See, Paul's simplicity was a deliberate decision, not a personality limitation. He’d spoken to Greek philosophers at the Areopagus in Athens (Acts 17). He’d been educated by Gamaliel, one of the greatest rabbinic minds of his generation. He had every gift necessary to give the Corinthians the polished sophisticated message they would’ve respected. The Greek word he uses, ekrina, is the verb behind "I decided." It carries the force of a deliberate, considered, weighed choice. Paul did the calculus. He looked at the church he was planting and the gospel he was preaching, and he said, simply: I am keeping this about the cross.
Most of our complications in the spiritual life are decisions we have made, often unaware. The complicated devotional system we’ve layered on top of simple obedience. The reading list we’ve built to substitute for actually reading the Bible. The podcast diet we’ve used to crowd out time with God. The theological distinctives we’ve welded to our discipleship. None of these things is inherently bad. None of them is the cross of Christ either. And Paul, who could have built any of them, refused to.
The Primitive Methodist in Colchester couldn’t pronounce his text. He had no education. He had nothing but a verse and an instruction: look.

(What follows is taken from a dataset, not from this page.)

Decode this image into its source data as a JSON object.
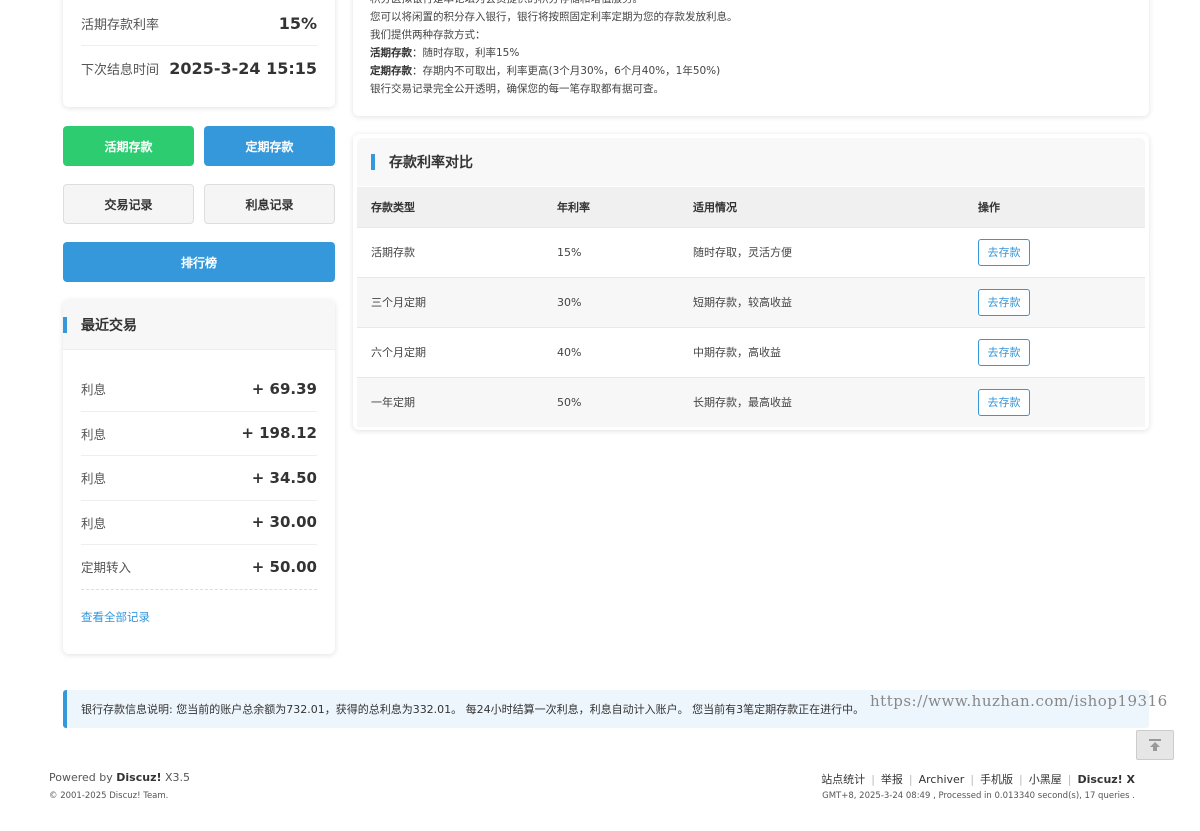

And the Holy Spirit took his simple stammering and converted one of the greatest preachers in modern history. The thing that made the morning powerful was the thing left in, not the thing added.
This is the Surrendered Servant. The Surrendered Servant has laid down eloquence, position, reputation, and every dressed-up thing in order to be plainly useful to God. The Surrendered Servant has stopped needing to be impressive by the world's measures. The simplest message handled by the Spirit goes further than the most sophisticated message handled by the flesh, every time. The Surrendered Servant has stopped trying to be remarkable, and has started trying to be available.
Today: Pick one layer of religious complexity you’ve been carrying. The five-podcast rotation that has been replacing prayer. The five-hundred-page theology book that has been crowding out your Bible. The system you’ve built around your devotional life that has gradually become its own project. Set it aside for 48 hours.
In the space that opens, do one simple thing instead. Sit with one verse for 10 minutes. Take a slow walk and talk to God without filling the silence. Read the Bible without a study tool in hand. Let the Christ who is enough actually be enough.
Prayer: "Father, forgive me for the complications I tend to build around what You designed to be plain. Make me, this weekend, a surrendered servant who has laid down the impressive things in order to handle the simple, true thing You’ve entrusted to me. In Jesus' name, Amen."